Parallela alla vicenda di Hamza si è infatti svolta quella dell’arruolamento nella “schutztruppe” di un altro giovanissimo africano, fratello maggiore della sua sposina, anche lui di nome Ilyas. Di qui il nome del figlio. Nel finale emerge che Hamza e Ilyas senior si sono trovati a combattere più di una volta quasi fianco a fianco, anche se non si sono mai incontrati. Ma la trasmissione del nome dal fratello scomparso all’innocente nipote provoca una sorta di maledizione. Il bambino è posseduto dallo spirito di una donna, che attraverso il suo corpo lamenta lo straziante dolore della perdita. Vicenda all’apparenza poco credibile e forse addirittura risibile — e infatti il navigato e laico Khalifa ne ride —, ma calata nell’ambiente africano in cui si svolge, con in aggiunta l’eleganza del modo come Gurnah la racconta, risulta credibilissima. Anzi, è bella, come tutto il romanzo, che costituisce probabilmente la seconda miglior prova dell’autore.

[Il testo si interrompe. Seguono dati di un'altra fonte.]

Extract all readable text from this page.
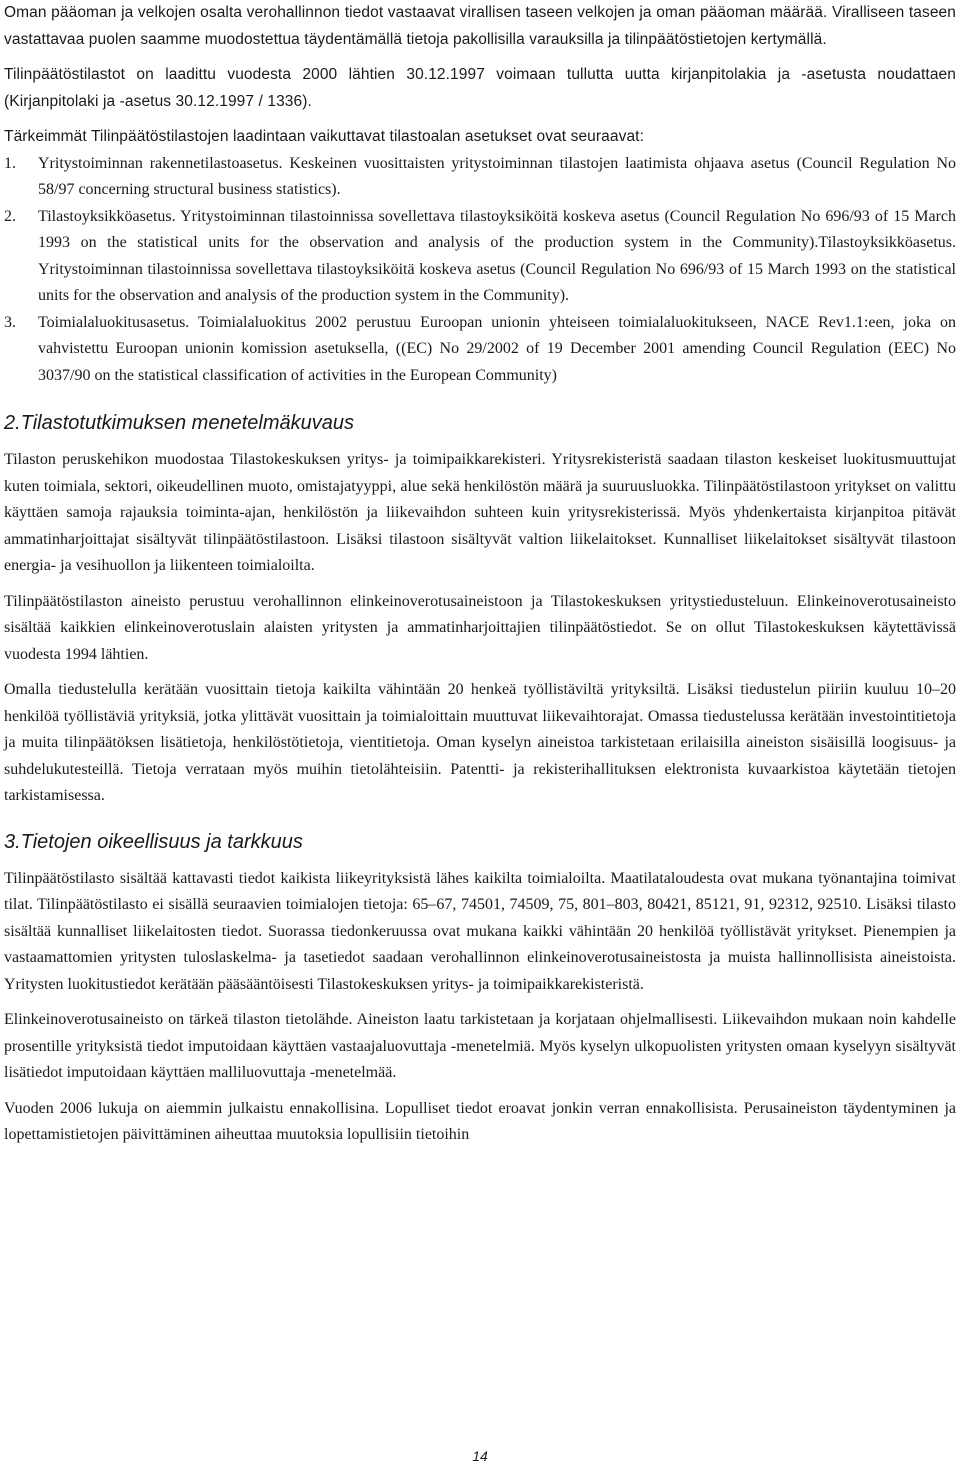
Oman pääoman ja velkojen osalta verohallinnon tiedot vastaavat virallisen taseen velkojen ja oman pääoman määrää. Viralliseen taseen vastattavaa puolen saamme muodostettua täydentämällä tietoja pakollisilla varauksilla ja tilinpäätöstietojen kertymällä.

Tilinpäätöstilastot on laadittu vuodesta 2000 lähtien 30.12.1997 voimaan tullutta uutta kirjanpitolakia ja -asetusta noudattaen (Kirjanpitolaki ja -asetus 30.12.1997 / 1336).

Tärkeimmät Tilinpäätöstilastojen laadintaan vaikuttavat tilastoalan asetukset ovat seuraavat:

1.	Yritystoiminnan rakennetilastoasetus. Keskeinen vuosittaisten yritystoiminnan tilastojen laatimista ohjaava asetus (Council Regulation No 58/97 concerning structural business statistics).
2.	Tilastoyksikköasetus. Yritystoiminnan tilastoinnissa sovellettava tilastoyksiköitä koskeva asetus (Council Regulation No 696/93 of 15 March 1993 on the statistical units for the observation and analysis of the production system in the Community).Tilastoyksikköasetus. Yritystoiminnan tilastoinnissa sovellettava tilastoyksiköitä koskeva asetus (Council Regulation No 696/93 of 15 March 1993 on the statistical units for the observation and analysis of the production system in the Community).
3.	Toimialaluokitusasetus. Toimialaluokitus 2002 perustuu Euroopan unionin yhteiseen toimialaluokitukseen, NACE Rev1.1:een, joka on vahvistettu Euroopan unionin komission asetuksella, ((EC) No 29/2002 of 19 December 2001 amending Council Regulation (EEC) No 3037/90 on the statistical classification of activities in the European Community)
2.Tilastotutkimuksen menetelmäkuvaus

Tilaston peruskehikon muodostaa Tilastokeskuksen yritys- ja toimipaikkarekisteri. Yritysrekisteristä saadaan tilaston keskeiset luokitusmuuttujat kuten toimiala, sektori, oikeudellinen muoto, omistajatyyppi, alue sekä henkilöstön määrä ja suuruusluokka. Tilinpäätöstilastoon yritykset on valittu käyttäen samoja rajauksia toiminta-ajan, henkilöstön ja liikevaihdon suhteen kuin yritysrekisterissä. Myös yhdenkertaista kirjanpitoa pitävät ammatinharjoittajat sisältyvät tilinpäätöstilastoon. Lisäksi tilastoon sisältyvät valtion liikelaitokset. Kunnalliset liikelaitokset sisältyvät tilastoon energia- ja vesihuollon ja liikenteen toimialoilta.

Tilinpäätöstilaston aineisto perustuu verohallinnon elinkeinoverotusaineistoon ja Tilastokeskuksen yritystiedusteluun. Elinkeinoverotusaineisto sisältää kaikkien elinkeinoverotuslain alaisten yritysten ja ammatinharjoittajien tilinpäätöstiedot. Se on ollut Tilastokeskuksen käytettävissä vuodesta 1994 lähtien.

Omalla tiedustelulla kerätään vuosittain tietoja kaikilta vähintään 20 henkeä työllistäviltä yrityksiltä. Lisäksi tiedustelun piiriin kuuluu 10–20 henkilöä työllistäviä yrityksiä, jotka ylittävät vuosittain ja toimialoittain muuttuvat liikevaihtorajat. Omassa tiedustelussa kerätään investointitietoja ja muita tilinpäätöksen lisätietoja, henkilöstötietoja, vientitietoja. Oman kyselyn aineistoa tarkistetaan erilaisilla aineiston sisäisillä loogisuus- ja suhdelukutesteillä. Tietoja verrataan myös muihin tietolähteisiin. Patentti- ja rekisterihallituksen elektronista kuvaarkistoa käytetään tietojen tarkistamisessa.

3.Tietojen oikeellisuus ja tarkkuus

Tilinpäätöstilasto sisältää kattavasti tiedot kaikista liikeyrityksistä lähes kaikilta toimialoilta. Maatilataloudesta ovat mukana työnantajina toimivat tilat. Tilinpäätöstilasto ei sisällä seuraavien toimialojen tietoja: 65–67, 74501, 74509, 75, 801–803, 80421, 85121, 91, 92312, 92510. Lisäksi tilasto sisältää kunnalliset liikelaitosten tiedot. Suorassa tiedonkeruussa ovat mukana kaikki vähintään 20 henkilöä työllistävät yritykset. Pienempien ja vastaamattomien yritysten tuloslaskelma- ja tasetiedot saadaan verohallinnon elinkeinoverotusaineistosta ja muista hallinnollisista aineistoista. Yritysten luokitustiedot kerätään pääsääntöisesti Tilastokeskuksen yritys- ja toimipaikkarekisteristä.

Elinkeinoverotusaineisto on tärkeä tilaston tietolähde. Aineiston laatu tarkistetaan ja korjataan ohjelmallisesti. Liikevaihdon mukaan noin kahdelle prosentille yrityksistä tiedot imputoidaan käyttäen vastaajaluovuttaja -menetelmiä. Myös kyselyn ulkopuolisten yritysten omaan kyselyyn sisältyvät lisätiedot imputoidaan käyttäen malliluovuttaja -menetelmää.

Vuoden 2006 lukuja on aiemmin julkaistu ennakollisina. Lopulliset tiedot eroavat jonkin verran ennakollisista. Perusaineiston täydentyminen ja lopettamistietojen päivittäminen aiheuttaa muutoksia lopullisiin tietoihin

14
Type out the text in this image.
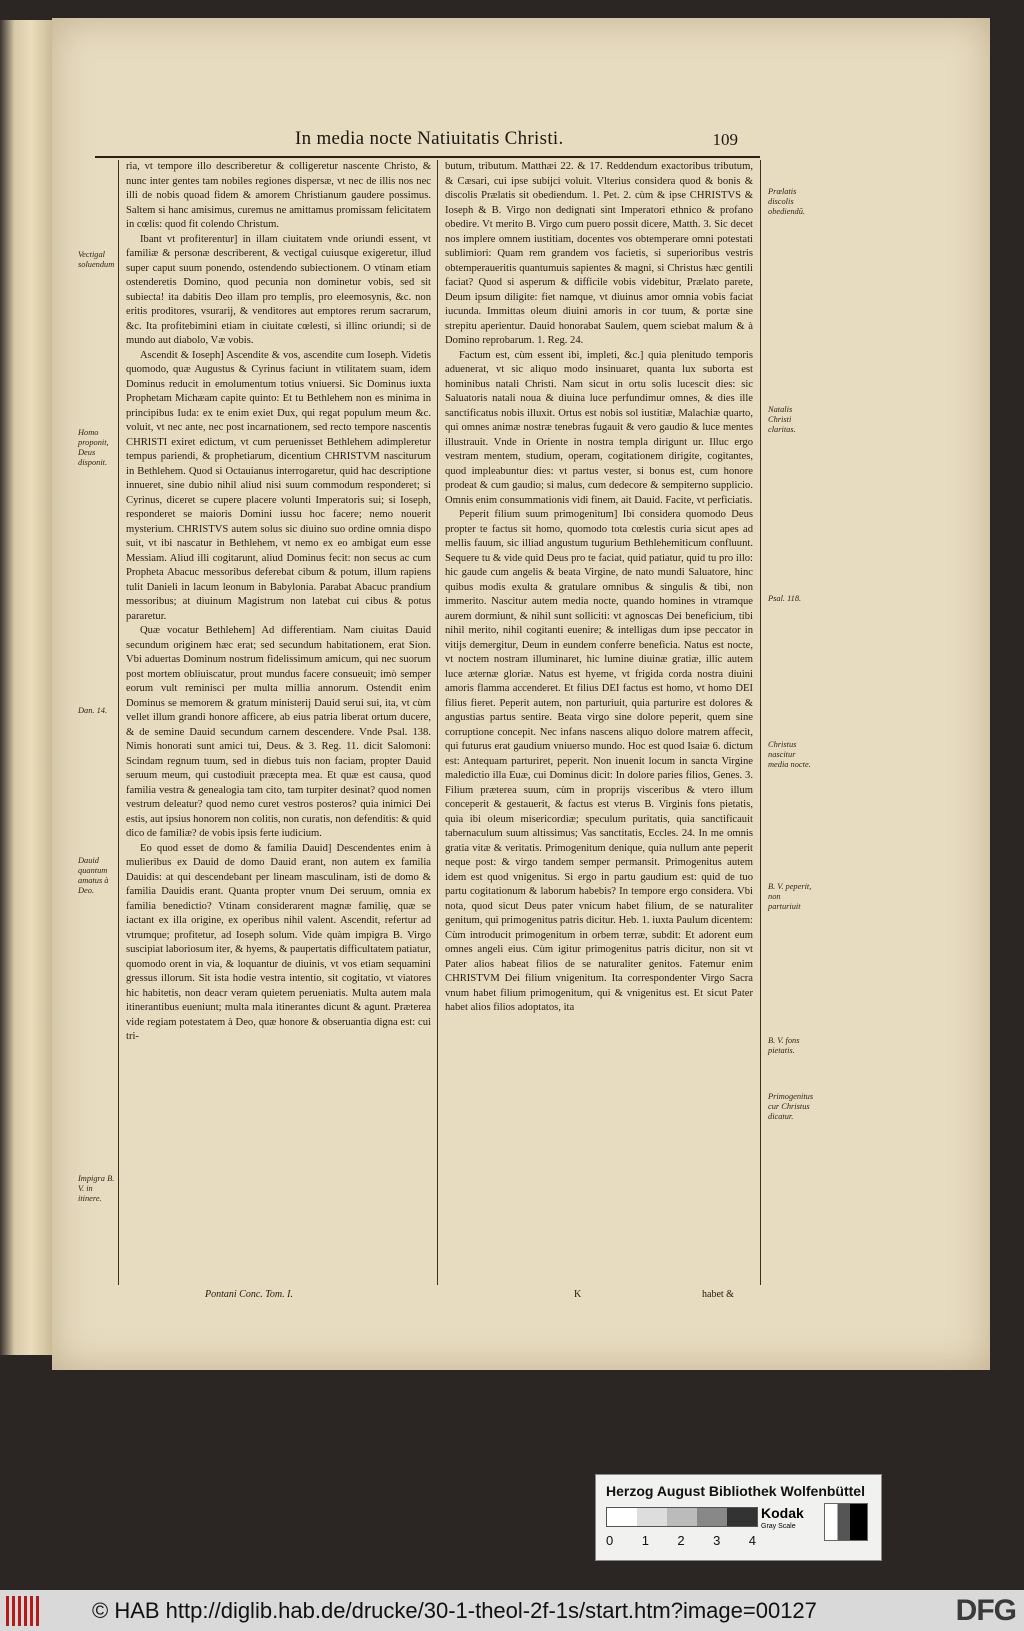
In media nocte Natiuitatis Christi.	109

ria, vt tempore illo describeretur & colligeretur nascente Christo, & nunc inter gentes tam nobiles regiones dispersæ, vt nec de illis nos nec illi de nobis quoad fidem & amorem Christianum gaudere possimus. Saltem si hanc amisimus, curemus ne amittamus promissam felicitatem in cœlis: quod fit colendo Christum.

Ibant vt profiterentur] in illam ciuitatem vnde oriundi essent, vt familiæ & personæ describerent, & vectigal cuiusque exigeretur, illud super caput suum ponendo, ostendendo subiectionem. O vtinam etiam ostenderetis Domino, quod pecunia non dominetur vobis, sed sit subiecta! ita dabitis Deo illam pro templis, pro eleemosynis, &c. non eritis proditores, vsurarij, & venditores aut emptores rerum sacrarum, &c. Ita profitebimini etiam in ciuitate cœlesti, si illinc oriundi; si de mundo aut diabolo, Væ vobis.

Ascendit & Ioseph] Ascendite & vos, ascendite cum Ioseph. Videtis quomodo, quæ Augustus & Cyrinus faciunt in vtilitatem suam, idem Dominus reducit in emolumentum totius vniuersi. Sic Dominus iuxta Prophetam Michæam capite quinto: Et tu Bethlehem non es minima in principibus Iuda: ex te enim exiet Dux, qui regat populum meum &c. voluit, vt nec ante, nec post incarnationem, sed recto tempore nascentis CHRISTI exiret edictum, vt cum peruenisset Bethlehem adimpleretur tempus pariendi, & prophetiarum, dicentium CHRISTVM nasciturum in Bethlehem. Quod si Octauianus interrogaretur, quid hac descriptione innueret, sine dubio nihil aliud nisi suum commodum responderet; si Cyrinus, diceret se cupere placere volunti Imperatoris sui; si Ioseph, responderet se maioris Domini iussu hoc facere; nemo nouerit mysterium. CHRISTVS autem solus sic diuino suo ordine omnia dispo suit, vt ibi nascatur in Bethlehem, vt nemo ex eo ambigat eum esse Messiam. Aliud illi cogitarunt, aliud Dominus fecit: non secus ac cum Propheta Abacuc messoribus deferebat cibum & potum, illum rapiens tulit Danieli in lacum leonum in Babylonia. Parabat Abacuc prandium messoribus; at diuinum Magistrum non latebat cui cibus & potus pararetur.

Quæ vocatur Bethlehem] Ad differentiam. Nam ciuitas Dauid secundum originem hæc erat; sed secundum habitationem, erat Sion. Vbi aduertas Dominum nostrum fidelissimum amicum, qui nec suorum post mortem obliuiscatur, prout mundus facere consueuit; imò semper eorum vult reminisci per multa millia annorum. Ostendit enim Dominus se memorem & gratum ministerij Dauid serui sui, ita, vt cùm vellet illum grandi honore afficere, ab eius patria liberat ortum ducere, & de semine Dauid secundum carnem descendere. Vnde Psal. 138. Nimis honorati sunt amici tui, Deus. & 3. Reg. 11. dicit Salomoni: Scindam regnum tuum, sed in diebus tuis non faciam, propter Dauid seruum meum, qui custodiuit præcepta mea. Et quæ est causa, quod familia vestra & genealogia tam cito, tam turpiter desinat? quod nomen vestrum deleatur? quod nemo curet vestros posteros? quia inimici Dei estis, aut ipsius honorem non colitis, non curatis, non defenditis: & quid dico de familiæ? de vobis ipsis ferte iudicium.

Eo quod esset de domo & familia Dauid] Descendentes enim à mulieribus ex Dauid de domo Dauid erant, non autem ex familia Dauidis: at qui descendebant per lineam masculinam, isti de domo & familia Dauidis erant. Quanta propter vnum Dei seruum, omnia ex familia benedictio? Vtinam considerarent magnæ familię, quæ se iactant ex illa origine, ex operibus nihil valent. Ascendit, refertur ad vtrumque; profitetur, ad Ioseph solum. Vide quàm impigra B. Virgo suscipiat laboriosum iter, & hyems, & paupertatis difficultatem patiatur, quomodo orent in via, & loquantur de diuinis, vt vos etiam sequamini gressus illorum. Sit ista hodie vestra intentio, sit cogitatio, vt viatores hic habitetis, non deacr veram quietem perueniatis. Multa autem mala itinerantibus eueniunt; multa mala itinerantes dicunt & agunt. Præterea vide regiam potestatem à Deo, quæ honore & obseruantia digna est: cui tri-

butum, tributum. Matthæi 22. & 17. Reddendum exactoribus tributum, & Cæsari, cui ipse subijci voluit. Vlterius considera quod & bonis & discolis Prælatis sit obediendum. 1. Pet. 2. cùm & ipse CHRISTVS & Ioseph & B. Virgo non dedignati sint Imperatori ethnico & profano obedire. Vt merito B. Virgo cum puero possit dicere, Matth. 3. Sic decet nos implere omnem iustitiam, docentes vos obtemperare omni potestati sublimiori: Quam rem grandem vos facietis, si superioribus vestris obtemperaueritis quantumuis sapientes & magni, si Christus hæc gentili faciat? Quod si asperum & difficile vobis videbitur, Prælato parete, Deum ipsum diligite: fiet namque, vt diuinus amor omnia vobis faciat iucunda. Immittas oleum diuini amoris in cor tuum, & portæ sine strepitu aperientur. Dauid honorabat Saulem, quem sciebat malum & à Domino reprobarum. 1. Reg. 24.

Factum est, cùm essent ibi, impleti, &c.] quia plenitudo temporis aduenerat, vt sic aliquo modo insinuaret, quanta lux suborta est hominibus natali Christi. Nam sicut in ortu solis lucescit dies: sic Saluatoris natali noua & diuina luce perfundimur omnes, & dies ille sanctificatus nobis illuxit. Ortus est nobis sol iustitiæ, Malachiæ quarto, qui omnes animæ nostræ tenebras fugauit & vero gaudio & luce mentes illustrauit. Vnde in Oriente in nostra templa dirigunt ur. Illuc ergo vestram mentem, studium, operam, cogitationem dirigite, cogitantes, quod impleabuntur dies: vt partus vester, si bonus est, cum honore prodeat & cum gaudio; si malus, cum dedecore & sempiterno supplicio. Omnis enim consummationis vidi finem, ait Dauid. Facite, vt perficiatis.

Peperit filium suum primogenitum] Ibi considera quomodo Deus propter te factus sit homo, quomodo tota cœlestis curia sicut apes ad mellis fauum, sic illiad angustum tugurium Bethlehemiticum confluunt. Sequere tu & vide quid Deus pro te faciat, quid patiatur, quid tu pro illo: hic gaude cum angelis & beata Virgine, de nato mundi Saluatore, hinc quibus modis exulta & gratulare omnibus & singulis & tibi, non immerito. Nascitur autem media nocte, quando homines in vtramque aurem dormiunt, & nihil sunt solliciti: vt agnoscas Dei beneficium, tibi nihil merito, nihil cogitanti euenire; & intelligas dum ipse peccator in vitijs demergitur, Deum in eundem conferre beneficia. Natus est nocte, vt noctem nostram illuminaret, hic lumine diuinæ gratiæ, illic autem luce æternæ gloriæ. Natus est hyeme, vt frigida corda nostra diuini amoris flamma accenderet. Et filius DEI factus est homo, vt homo DEI filius fieret. Peperit autem, non parturiuit, quia parturire est dolores & angustias partus sentire. Beata virgo sine dolore peperit, quem sine corruptione concepit. Nec infans nascens aliquo dolore matrem affecit, qui futurus erat gaudium vniuerso mundo. Hoc est quod Isaiæ 6. dictum est: Antequam parturiret, peperit. Non inuenit locum in sancta Virgine maledictio illa Euæ, cui Dominus dicit: In dolore paries filios, Genes. 3. Filium præterea suum, cùm in proprijs visceribus & vtero illum conceperit & gestauerit, & factus est vterus B. Virginis fons pietatis, quia ibi oleum misericordiæ; speculum puritatis, quia sanctificauit tabernaculum suum altissimus; Vas sanctitatis, Eccles. 24. In me omnis gratia vitæ & veritatis. Primogenitum denique, quia nullum ante peperit neque post: & virgo tandem semper permansit. Primogenitus autem idem est quod vnigenitus. Si ergo in partu gaudium est: quid de tuo partu cogitationum & laborum habebis? In tempore ergo considera. Vbi nota, quod sicut Deus pater vnicum habet filium, de se naturaliter genitum, qui primogenitus patris dicitur. Heb. 1. iuxta Paulum dicentem: Cùm introducit primogenitum in orbem terræ, subdit: Et adorent eum omnes angeli eius. Cùm igitur primogenitus patris dicitur, non sit vt Pater alios habeat filios de se naturaliter genitos. Fatemur enim CHRISTVM Dei filium vnigenitum. Ita correspondenter Virgo Sacra vnum habet filium primogenitum, qui & vnigenitus est. Et sicut Pater habet alios filios adoptatos, ita

Vectigal soluendum
Homo proponit, Deus disponit.
Dan. 14.
Dauid quantum amatus à Deo.
Impigra B. V. in itinere.
Prælatis discolis obediendū.
Natalis Christi claritas.
Psal. 118.
Christus nascitur media nocte.
B. V. peperit, non parturiuit
B. V. fons pietatis.
Primogenitus cur Christus dicatur.
Pontani Conc. Tom. I.	K	habet &
Herzog August Bibliothek Wolfenbüttel
0 1 2 3 4
Kodak
Gray Scale
© HAB http://diglib.hab.de/drucke/30-1-theol-2f-1s/start.htm?image=00127	DFG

Tant’è vero che questo recensore prova notevole piacere nell’apprendere che il ragazzino Ilyas junior è finalmente liberato dall’ossessione tramite un colorato e chiassoso esorcismo condotto da una credibilissima sciamana locale. Per larghi tratti, inoltre, il recensore pensa anche che Afterlives sia una “foglia” di transito da Paradiso a Sulla riva del mare: tra i vari mestieri che Hamza si ingegna a imparare vi è infatti quello di ebanista, un’arte che acquisisce un’importanza del tutto particolare in quest’ultimo romanzo. Invece no: l’ebanisteria per adesso rimane lì.

Il finale di Afterlives procede un po’ a rotta di collo — un vero romanzo nel romanzo, suscettibile chissà di produrre un giorno un’altra romanzesca “foglia” —, con Ilyas junior che cresce, si stacca dalla famiglia, inizia e si inoltra in una carriera di giornalista radiofonico da cui sarà portato a inseguire le tracce dell’omonimo zio, che si scopre essere riuscito a raggiungere la sua amata Germania nazista (lui, nero!). Con un esito che sarà il lettore a scoprire.